INVESTIGATING THE ROLE OF EZH1 MEDIATED H3K27ME3 IN MOUSE CORTICAL NEURONS

Histone 3 lysine 27 trimethylation (H3K27me3) is a repressive histone modification enriched on silenced genes. Deposition of H3K27me3 is catalysed by Polycomb Repressive Complex 2 (PRC2), which contains either Enhancer of Zeste Homolog 1 (EZH1) or EZH2 as its catalytic subunit. While EZH2 predominantly mediates H3K27 methylation in proliferative cells, EZH1 is the main PRC2 methyltransferase in postmitotic neurons (unpublished data). However, the role of EZH1-mediated H3K27me3 during later stages of neuronal development and mature cerebral cortex remains poorly understood. To address this, we investigate the function of EZH1 in the mouse cerebral cortex using Ezh1 conditional knockout mice crossed with the Neurod1-Cre line. In this model, Cre expression is initiated in postmitotic neurons.
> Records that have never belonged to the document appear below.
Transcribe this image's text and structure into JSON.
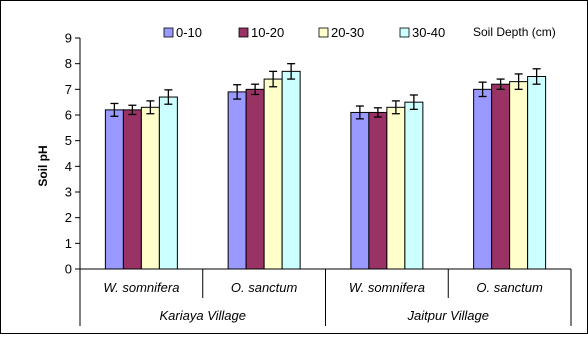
{
  "chart_data": {
    "type": "bar",
    "ylabel": "Soil pH",
    "ylim": [
      0,
      9
    ],
    "yticks": [
      0,
      1,
      2,
      3,
      4,
      5,
      6,
      7,
      8,
      9
    ],
    "legend_title": "Soil Depth (cm)",
    "legend_placement": "top",
    "grid": false,
    "groups": [
      {
        "name": "Kariaya Village",
        "categories": [
          "W. somnifera",
          "O. sanctum"
        ]
      },
      {
        "name": "Jaitpur Village",
        "categories": [
          "W. somnifera",
          "O. sanctum"
        ]
      }
    ],
    "categories": [
      "W. somnifera",
      "O. sanctum",
      "W. somnifera",
      "O. sanctum"
    ],
    "series": [
      {
        "name": "0-10",
        "color": "#9999ff",
        "values": [
          6.2,
          6.9,
          6.1,
          7.0
        ],
        "errors": [
          0.25,
          0.28,
          0.25,
          0.28
        ]
      },
      {
        "name": "10-20",
        "color": "#993366",
        "values": [
          6.2,
          7.0,
          6.1,
          7.2
        ],
        "errors": [
          0.18,
          0.2,
          0.18,
          0.2
        ]
      },
      {
        "name": "20-30",
        "color": "#ffffcc",
        "values": [
          6.3,
          7.4,
          6.3,
          7.3
        ],
        "errors": [
          0.25,
          0.3,
          0.25,
          0.3
        ]
      },
      {
        "name": "30-40",
        "color": "#ccffff",
        "values": [
          6.7,
          7.7,
          6.5,
          7.5
        ],
        "errors": [
          0.28,
          0.3,
          0.28,
          0.3
        ]
      }
    ]
  }
}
Preliminary single-nucleus RNA sequencing revealed neuron-type specific transcriptional changes upon loss of EZH1-mediated H3K27me3, with layer 2/3 and layer 4/5 intratelencephalic (IT) neurons showing the strongest effects. To validate and extend these findings, we will isolate these neuronal populations using fluorescence-activated nuclei sorting (FANS). We will first determine the timing of H3K27me3 loss in these cortical neurons and assess associated gene expression changes by RNA sequencing. In parallel, we will characterise EZH1-dependent chromatin regulation using CUT&RUN to map H3K27me3 localisation and PLAC-seq to map chromatin interactions across distinct neuronal subtypes. Finally, we will examine cortical morphology by immunohistochemistry to assess potential structural and cellular consequences of EZH1 loss. Together, this work will unravel the role of EZH1-mediated H3K27me3 in cortical neurons to understand basic mechanisms of epigenetic regulation.